Abstract

In the Julian Alps (Mt. Prisojnik, NW Slovenia) and in the Kamnik–Savinja Alps (Mt. Križevnik, N Slovenia), both of which form part of the eastern Southern Alps, several meters of Upper Anisian pelagic red nodular, radiolarian-rich limestone (Loibl Formation) were deposited on the drowned platform carbonates of the Contrin Formation. The time of the platform drowning is dated with radiolarians and conodonts to the Illyrian, more precisely to the upper part of the Paraceratites trinodosus Ammonoid Zone. The red limestone is overlain by pyroclastics and volcanics (rhyolites) or carbonate (mega)breccia (Uggowitz Formation). The following unit consists of thin-bedded limestone, grainstone and subordinate marl (Buchenstein Formation) deposited during the final filling of the basin from the adjacent prograding carbonate platform (Schlern Formation) in the Ladinian. Map-scale geometry, neptunian dykes, the onset of volcanism, the presence of (mega)breccia and related paleo-escarpments, the lateral variations in thickness and the wedge-shaped geometry of the lithological units provide evidence of syn-sedimentary block faulting and the formation of small-scale, relatively shallow half-grabens within the previously uniform Slovenian Carbonate Platform.
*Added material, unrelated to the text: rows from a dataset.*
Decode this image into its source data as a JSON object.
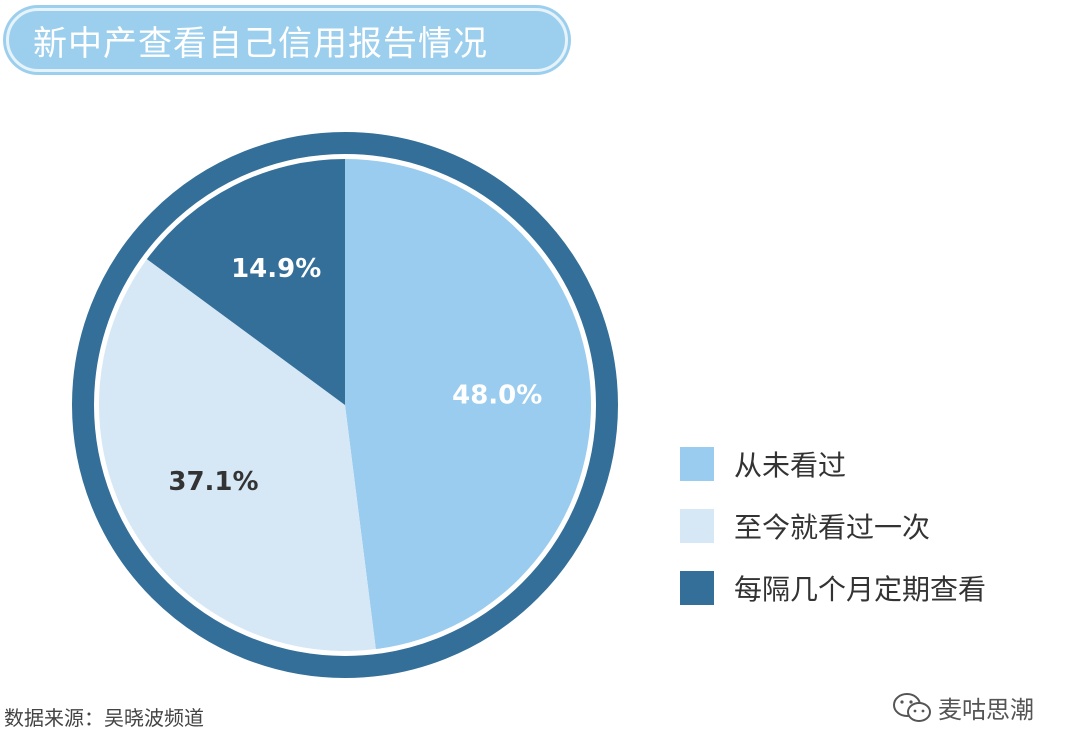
{
  "chart_data": {
    "type": "pie",
    "title": "新中产查看自己信用报告情况",
    "categories": [
      "从未看过",
      "至今就看过一次",
      "每隔几个月定期查看"
    ],
    "values": [
      48.0,
      37.1,
      14.9
    ],
    "value_labels": [
      "48.0%",
      "37.1%",
      "14.9%"
    ],
    "colors": [
      "#99ccee",
      "#d6e8f6",
      "#336f98"
    ],
    "label_colors": [
      "#ffffff",
      "#333333",
      "#ffffff"
    ],
    "start": "12 o'clock, clockwise",
    "legend_position": "right-bottom"
  },
  "ring_color": "#336f98",
  "source": "数据来源：吴晓波频道",
  "watermark": {
    "icon": "wechat-icon",
    "text": "麦咕思潮"
  }
}
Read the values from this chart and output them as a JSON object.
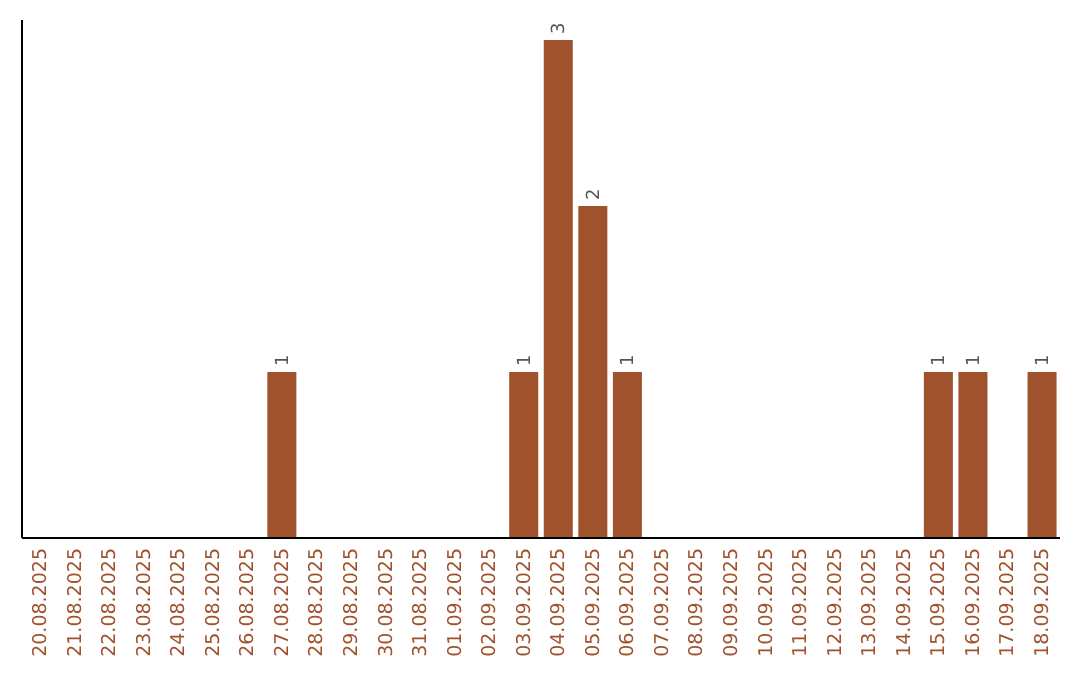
{
  "chart_data": {
    "type": "bar",
    "categories": [
      "20.08.2025",
      "21.08.2025",
      "22.08.2025",
      "23.08.2025",
      "24.08.2025",
      "25.08.2025",
      "26.08.2025",
      "27.08.2025",
      "28.08.2025",
      "29.08.2025",
      "30.08.2025",
      "31.08.2025",
      "01.09.2025",
      "02.09.2025",
      "03.09.2025",
      "04.09.2025",
      "05.09.2025",
      "06.09.2025",
      "07.09.2025",
      "08.09.2025",
      "09.09.2025",
      "10.09.2025",
      "11.09.2025",
      "12.09.2025",
      "13.09.2025",
      "14.09.2025",
      "15.09.2025",
      "16.09.2025",
      "17.09.2025",
      "18.09.2025"
    ],
    "values": [
      0,
      0,
      0,
      0,
      0,
      0,
      0,
      1,
      0,
      0,
      0,
      0,
      0,
      0,
      1,
      3,
      2,
      1,
      0,
      0,
      0,
      0,
      0,
      0,
      0,
      0,
      1,
      1,
      0,
      1
    ],
    "value_labels": [
      null,
      null,
      null,
      null,
      null,
      null,
      null,
      "1",
      null,
      null,
      null,
      null,
      null,
      null,
      "1",
      "3",
      "2",
      "1",
      null,
      null,
      null,
      null,
      null,
      null,
      null,
      null,
      "1",
      "1",
      null,
      "1"
    ],
    "color": "#a0522d",
    "tick_labels": "x"
  }
}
This analysis indicates a clear tectonic control over the development of the Middle Triassic stratigraphy. The described extensional event is well correlated and genetically connected with the syn-rift formation of the neighboring Slovenian Basin and other Southern Alpine basins that formed in connection with the opening of the Meliata-Maliac branch of the Neotethys Ocean.